The variable $db is not known within your function.
I have this function:
function query_dp($sql) {
$link = mysql_connect('localhost', $bd_id, $bd_pass);
mysql_select_db("$bd");
if (!$link) {
die('Could not connect: ' . mysql_error());
}
return mysql_query($sql) or die(mysql_error());
mysql_close($link);
}
In the main program, when I try to do:
echo mysql_num_rows(query_db($sql));
I get as return
1
When I do not encapsulate that code in a function and use it directly to the main program, I get the number of rows fetched.
The function is not returning a Resource but an... integer? WTF?

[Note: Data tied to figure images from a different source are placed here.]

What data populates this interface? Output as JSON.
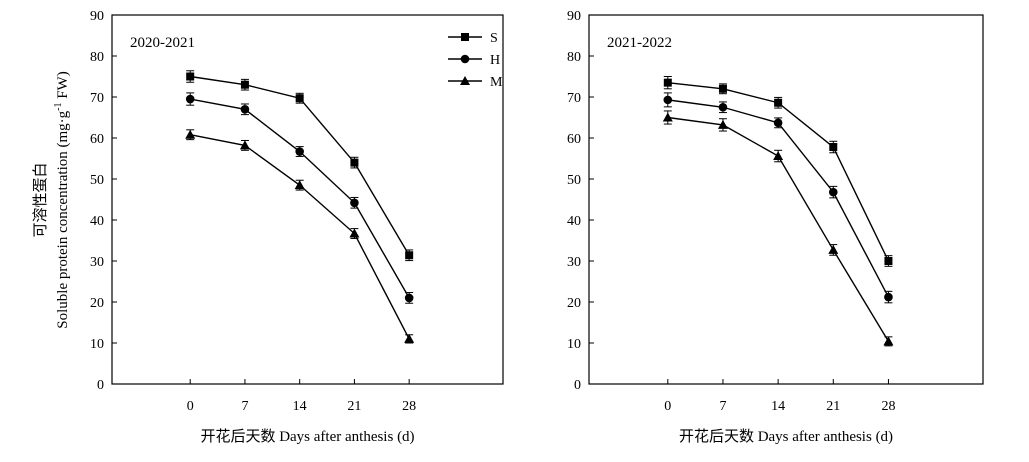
{
  "chart_data": [
    {
      "type": "line",
      "panel_label": "2020-2021",
      "xlabel": "开花后天数 Days after anthesis (d)",
      "ylabel_cn": "可溶性蛋白",
      "ylabel_en": "Soluble protein concentration (mg·g",
      "ylabel_sup": "-1",
      "ylabel_end": " FW)",
      "x": [
        0,
        7,
        14,
        21,
        28
      ],
      "xlim": [
        -10,
        40
      ],
      "ylim": [
        0,
        90
      ],
      "yticks": [
        0,
        10,
        20,
        30,
        40,
        50,
        60,
        70,
        80,
        90
      ],
      "legend_position": "top-right",
      "series": [
        {
          "name": "S",
          "marker": "square",
          "values": [
            75,
            73,
            69.7,
            54,
            31.4
          ],
          "errors": [
            1.4,
            1.3,
            1.2,
            1.3,
            1.3
          ]
        },
        {
          "name": "H",
          "marker": "circle",
          "values": [
            69.5,
            67,
            56.7,
            44.2,
            21
          ],
          "errors": [
            1.5,
            1.3,
            1.2,
            1.3,
            1.3
          ]
        },
        {
          "name": "M",
          "marker": "triangle",
          "values": [
            60.8,
            58.2,
            48.5,
            36.7,
            11
          ],
          "errors": [
            1.2,
            1.2,
            1.2,
            1.2,
            1.0
          ]
        }
      ]
    },
    {
      "type": "line",
      "panel_label": "2021-2022",
      "xlabel": "开花后天数 Days after anthesis (d)",
      "x": [
        0,
        7,
        14,
        21,
        28
      ],
      "xlim": [
        -10,
        40
      ],
      "ylim": [
        0,
        90
      ],
      "yticks": [
        0,
        10,
        20,
        30,
        40,
        50,
        60,
        70,
        80,
        90
      ],
      "series": [
        {
          "name": "S",
          "marker": "square",
          "values": [
            73.5,
            72,
            68.6,
            57.8,
            30
          ],
          "errors": [
            1.5,
            1.2,
            1.3,
            1.4,
            1.3
          ]
        },
        {
          "name": "H",
          "marker": "circle",
          "values": [
            69.3,
            67.5,
            63.7,
            46.8,
            21.2
          ],
          "errors": [
            1.7,
            1.3,
            1.2,
            1.4,
            1.4
          ]
        },
        {
          "name": "M",
          "marker": "triangle",
          "values": [
            65,
            63.2,
            55.6,
            32.7,
            10.4
          ],
          "errors": [
            1.6,
            1.5,
            1.4,
            1.3,
            1.1
          ]
        }
      ]
    }
  ]
}
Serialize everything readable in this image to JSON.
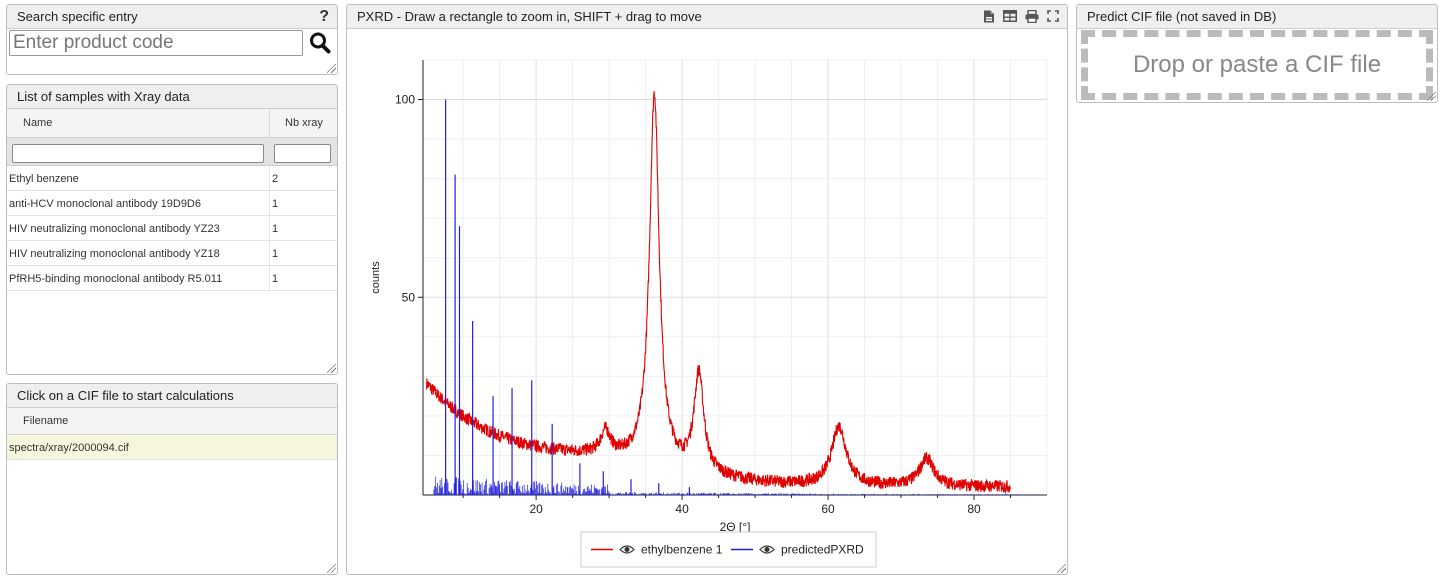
{
  "search": {
    "title": "Search specific entry",
    "help": "?",
    "placeholder": "Enter product code"
  },
  "samples": {
    "title": "List of samples with Xray data",
    "col_name": "Name",
    "col_nb": "Nb xray",
    "rows": [
      {
        "name": "Ethyl benzene",
        "nb": "2"
      },
      {
        "name": "anti-HCV monoclonal antibody 19D9D6",
        "nb": "1"
      },
      {
        "name": "HIV neutralizing monoclonal antibody YZ23",
        "nb": "1"
      },
      {
        "name": "HIV neutralizing monoclonal antibody YZ18",
        "nb": "1"
      },
      {
        "name": "PfRH5-binding monoclonal antibody R5.011",
        "nb": "1"
      }
    ]
  },
  "cif": {
    "title": "Click on a CIF file to start calculations",
    "col_filename": "Filename",
    "rows": [
      {
        "filename": "spectra/xray/2000094.cif"
      }
    ]
  },
  "chart_panel": {
    "title": "PXRD - Draw a rectangle to zoom in, SHIFT + drag to move",
    "icons": [
      "export-icon",
      "table-icon",
      "print-icon",
      "fullscreen-icon"
    ]
  },
  "predict": {
    "title": "Predict CIF file (not saved in DB)",
    "dropzone": "Drop or paste a CIF file"
  },
  "chart_data": {
    "type": "line",
    "xlabel": "2Θ [°]",
    "ylabel": "counts",
    "xlim": [
      4.5,
      90
    ],
    "ylim": [
      0,
      110
    ],
    "xticks": [
      20,
      40,
      60,
      80
    ],
    "yticks": [
      50,
      100
    ],
    "grid": true,
    "legend_position": "bottom-center",
    "series": [
      {
        "name": "ethylbenzene 1",
        "color": "#e00000",
        "baseline": {
          "x_start": 5,
          "x_end": 85,
          "start_level": 28,
          "end_level": 2
        },
        "peaks": [
          {
            "x": 29.5,
            "y": 12
          },
          {
            "x": 36.2,
            "y": 100
          },
          {
            "x": 42.3,
            "y": 31
          },
          {
            "x": 61.5,
            "y": 21
          },
          {
            "x": 73.5,
            "y": 13
          },
          {
            "x": 76.5,
            "y": 6
          }
        ]
      },
      {
        "name": "predictedPXRD",
        "color": "#2020e0",
        "sticks": [
          {
            "x": 7.6,
            "y": 100
          },
          {
            "x": 8.9,
            "y": 81
          },
          {
            "x": 9.5,
            "y": 68
          },
          {
            "x": 11.3,
            "y": 44
          },
          {
            "x": 14.1,
            "y": 25
          },
          {
            "x": 16.7,
            "y": 27
          },
          {
            "x": 19.4,
            "y": 29
          },
          {
            "x": 22.2,
            "y": 18
          },
          {
            "x": 26.0,
            "y": 8
          },
          {
            "x": 29.2,
            "y": 6
          },
          {
            "x": 33.0,
            "y": 4
          },
          {
            "x": 36.8,
            "y": 3
          },
          {
            "x": 41.0,
            "y": 2
          }
        ]
      }
    ]
  }
}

Any help would be greatly appreciated!
Your variables $bd_id, $bd_pass and $bd are not visible inside the function since they are probably declared in the global scope and not the local scope of that function.
You would either make the global variables accessible by using the global keyword, by using the $GLOBALS variable, or by passing them to the function.
your call to mysql_close means that you no longer have a link to the mysql resource that you need in mysql_num_rows
The problem is in "or" operator. Your function returns result of "mysql_query($sql) or die(mysql_error())" expression, which is 1 or 0. I suggest you to use something like this:
$query_result = mysql_query($sql);
if (!$query_result) {
die(mysql_error());
}
return $query_result;
Also last line of this function "mysql_close($link)" is never called.
This doesn't directly answer your question, but you shouldn't use the original mysql interface. it is clunky and procedural. Take a look at the mysqli interface. Don't try to wrap the old functions if you have a language supported standard that already does this :D
You above code just becomes
$m = new MysqlI(...);
$rc = $m->query(...);
echo $rc->num_rows();